Он тряхнул меня за плечо, и сердце мое упало, я боялся, что он нащупает под плащом эполет.
— Ну как вы себя чувствуете? — спросил он.
Я не отвечал.
— Проклятие! Куда лучше иметь дело с мужчиной, чем с женщиной, да еще с первой красавицей в Венеции, — сказал гондольер. — Эй, Николас, дай-ка мне носовой платок да принеси фонарь.
Все пропало. Случилось самое худшее. Теперь уж ничто не могло меня спасти. Я по-прежнему лежал, съежившись, в углу, но весь напрягся, как дикая кошка, готовая к прыжку. Уж если умирать, решил я, так пусть мой конец будет достоин славной жизни, которую я прожил.
Один из них ушел за фонарем, а Маттео стоял, склонившись надо мной, с платком в руке. Еще мгновенье, и тайна моя будет раскрыта. Вдруг он выпрямился и словно окаменел. В тот же миг через оконце под потолком донесся невнятный шум. Это был плеск весел и гул многих голосов. Потом наверху раздались громкие удары в дверь, и грозный голос загремел:
— Откройте! Откройте! Именем императора!
Император! Это слово было подобно святому имени, которое одним звуком своим может обратить в бегство дьяволов. Все бросились наутек, испуская крики ужаса: Маттео, слуги, дворецкий, вся эта шайка убийц. Снова грозный окрик, потом удар топора и треск разрубаемых досок. В прихожей раздались бряцание оружия и громкие голоса французских солдат. Еще мгновенье, и какой-то человек, промчавшись по лестнице, ворвался ко мне в камеру.
— Лючия! — вскричал он. — Лючия!
Он стоял в тусклом свете, тяжело дыша, и не находил слов. Наконец он взволнованно заговорил:
— Теперь ты видишь, Лючия, как я люблю тебя?

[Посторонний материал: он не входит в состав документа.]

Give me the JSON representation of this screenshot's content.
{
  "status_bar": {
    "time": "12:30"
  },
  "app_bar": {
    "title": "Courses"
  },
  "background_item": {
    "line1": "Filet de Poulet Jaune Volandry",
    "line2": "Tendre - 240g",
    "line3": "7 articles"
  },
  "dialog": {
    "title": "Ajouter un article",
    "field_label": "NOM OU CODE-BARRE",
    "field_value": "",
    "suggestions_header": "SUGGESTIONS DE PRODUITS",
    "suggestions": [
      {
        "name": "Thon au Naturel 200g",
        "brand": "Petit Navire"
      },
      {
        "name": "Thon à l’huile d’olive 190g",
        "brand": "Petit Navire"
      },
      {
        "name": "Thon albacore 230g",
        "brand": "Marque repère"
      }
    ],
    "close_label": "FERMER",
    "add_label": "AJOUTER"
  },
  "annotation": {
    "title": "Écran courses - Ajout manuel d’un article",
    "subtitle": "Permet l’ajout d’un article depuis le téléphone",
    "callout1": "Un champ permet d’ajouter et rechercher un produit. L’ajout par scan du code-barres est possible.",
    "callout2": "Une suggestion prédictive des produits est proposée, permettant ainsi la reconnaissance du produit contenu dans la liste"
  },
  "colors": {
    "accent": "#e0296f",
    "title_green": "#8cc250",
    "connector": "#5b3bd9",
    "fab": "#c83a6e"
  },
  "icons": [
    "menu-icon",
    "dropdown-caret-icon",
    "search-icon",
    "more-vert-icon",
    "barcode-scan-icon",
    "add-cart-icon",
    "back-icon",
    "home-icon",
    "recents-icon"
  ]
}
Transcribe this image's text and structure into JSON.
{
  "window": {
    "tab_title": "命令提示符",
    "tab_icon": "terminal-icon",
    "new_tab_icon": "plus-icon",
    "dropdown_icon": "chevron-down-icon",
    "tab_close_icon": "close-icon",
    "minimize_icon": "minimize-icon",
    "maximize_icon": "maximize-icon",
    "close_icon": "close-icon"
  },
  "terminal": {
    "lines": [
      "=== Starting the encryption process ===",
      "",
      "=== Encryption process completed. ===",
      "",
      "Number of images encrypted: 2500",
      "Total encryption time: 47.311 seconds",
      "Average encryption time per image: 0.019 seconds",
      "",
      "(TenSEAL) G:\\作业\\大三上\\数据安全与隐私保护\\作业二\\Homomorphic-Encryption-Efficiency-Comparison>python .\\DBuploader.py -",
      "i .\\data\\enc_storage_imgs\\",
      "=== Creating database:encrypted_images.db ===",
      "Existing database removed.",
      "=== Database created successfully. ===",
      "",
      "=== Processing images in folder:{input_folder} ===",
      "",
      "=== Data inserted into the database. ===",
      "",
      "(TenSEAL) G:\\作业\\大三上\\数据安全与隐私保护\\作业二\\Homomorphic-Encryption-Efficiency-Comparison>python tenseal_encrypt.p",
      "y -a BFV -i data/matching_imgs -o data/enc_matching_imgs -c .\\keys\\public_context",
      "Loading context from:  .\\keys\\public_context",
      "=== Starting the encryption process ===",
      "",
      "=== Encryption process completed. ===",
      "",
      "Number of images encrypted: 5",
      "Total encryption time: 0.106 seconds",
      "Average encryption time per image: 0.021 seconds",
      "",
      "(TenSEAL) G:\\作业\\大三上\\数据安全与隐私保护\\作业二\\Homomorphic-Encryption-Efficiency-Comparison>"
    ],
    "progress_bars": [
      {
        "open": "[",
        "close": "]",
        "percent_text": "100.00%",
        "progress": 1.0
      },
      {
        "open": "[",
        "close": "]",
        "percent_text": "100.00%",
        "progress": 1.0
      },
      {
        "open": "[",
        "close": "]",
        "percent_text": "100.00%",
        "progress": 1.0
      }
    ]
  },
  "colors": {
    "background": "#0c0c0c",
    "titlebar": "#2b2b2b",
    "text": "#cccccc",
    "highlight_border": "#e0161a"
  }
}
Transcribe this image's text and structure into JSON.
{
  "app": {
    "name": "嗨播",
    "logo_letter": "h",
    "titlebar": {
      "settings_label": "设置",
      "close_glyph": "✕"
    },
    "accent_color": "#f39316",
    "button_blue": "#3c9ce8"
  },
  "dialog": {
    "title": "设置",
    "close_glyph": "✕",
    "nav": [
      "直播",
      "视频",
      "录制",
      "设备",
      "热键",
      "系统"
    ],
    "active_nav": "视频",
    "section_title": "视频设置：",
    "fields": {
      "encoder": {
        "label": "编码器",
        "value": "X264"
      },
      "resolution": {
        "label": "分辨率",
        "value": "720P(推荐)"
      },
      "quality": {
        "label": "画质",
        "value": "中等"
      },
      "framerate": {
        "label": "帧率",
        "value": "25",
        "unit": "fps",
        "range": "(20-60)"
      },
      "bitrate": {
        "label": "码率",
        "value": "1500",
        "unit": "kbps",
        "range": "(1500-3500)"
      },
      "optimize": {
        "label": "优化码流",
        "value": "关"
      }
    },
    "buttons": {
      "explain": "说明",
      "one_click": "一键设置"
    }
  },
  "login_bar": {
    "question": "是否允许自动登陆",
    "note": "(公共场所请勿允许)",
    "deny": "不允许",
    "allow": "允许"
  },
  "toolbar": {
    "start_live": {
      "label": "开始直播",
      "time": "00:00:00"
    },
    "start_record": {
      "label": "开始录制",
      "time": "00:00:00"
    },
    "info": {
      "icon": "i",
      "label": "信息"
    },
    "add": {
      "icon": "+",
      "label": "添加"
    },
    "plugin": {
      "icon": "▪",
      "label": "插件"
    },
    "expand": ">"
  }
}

Что еще мог я сделать в доказательство своей любви? Я предал свою родину, нарушил клятву, погубил друзей и пожертвовал своей жизнью, чтобы спасти тебя.
Это был молодой Лоренцо Лоредан, у которого я отнял невесту. В ту минуту мне стало жаль его, но в конце концов ведь в любви каждый стоит за себя, и если кто несчастлив, пусть утешается, что он побежден благородным и великодушным соперником. Я хотел было сказать ему это, но не успел слова вымолвить, как он испустил удивленный возглас, выбежал за дверь, схватил фонарь, висевший в коридоре, и осветил мое лицо.
— Так это ты, негодяй! — воскликнул он. — Ты, развратник! Ты заплатишь мне за все зло, которое причинил.
Но тут он заметил бледность моего лица и кровь, которая все не унималась.
— Что это? — спросил он. — Каким образом вы лишились уха?
Я пересилил свою слабость и, зажав рану платком, встал на ноги, беспечный и веселый, как и подобает гусарскому полковнику.